The following day was the start of a new week. I was in a daze for most of it, feeling emotionally numb and with a million questions unanswered. Only a few weeks before I'd been wondering what Maria would grow up to become. Now I had no idea what to expect. This was the time we really needed some professional help; somebody who was an expert in RTS and could give us a prognosis. We soon came to realize that most professionals hadn't even heard of RTS.

Biology Notes: Frog Life Cycle
That week we retracted into our  shells and avoided the subject.

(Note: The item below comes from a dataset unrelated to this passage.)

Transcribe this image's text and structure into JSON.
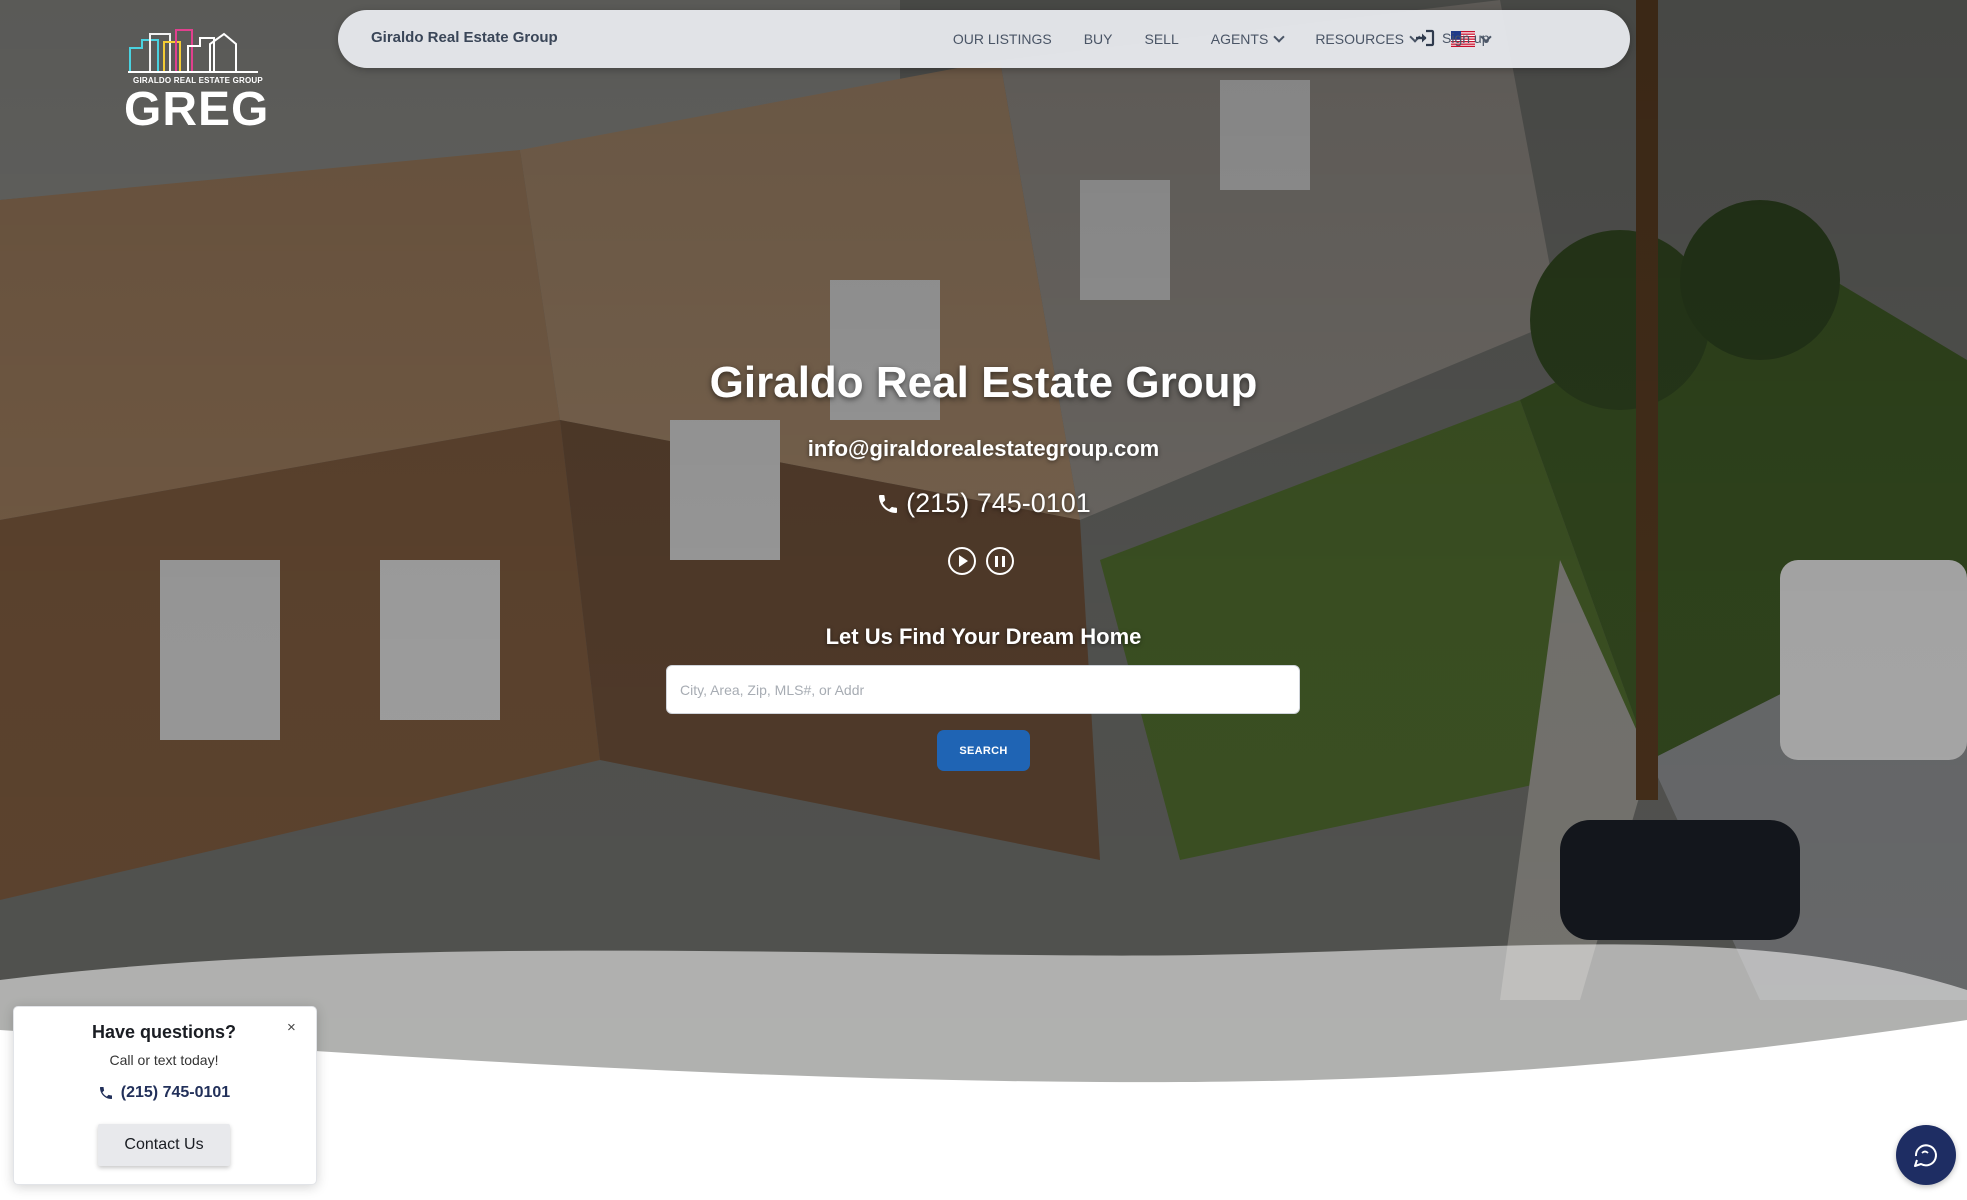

That week when we really needed one another, we were no help to each another. Joan's faith in Maria made me feel guilty for placing my faith in the paediatrician and not in Maria. Joan preferred to continue believing that Maria was a normal girl and that nothing had changed. 

Like it or not, my own perception of Maria changed. Looking back, I now realise I was mourning the loss of the old, normal Maria. I started a short period of grieving in which I adjusted to the new, special Maria. 

By the end of that week, I'd managed to accept Maria as she was. Realism had set in. Maria was still Maria but it was I who had changed.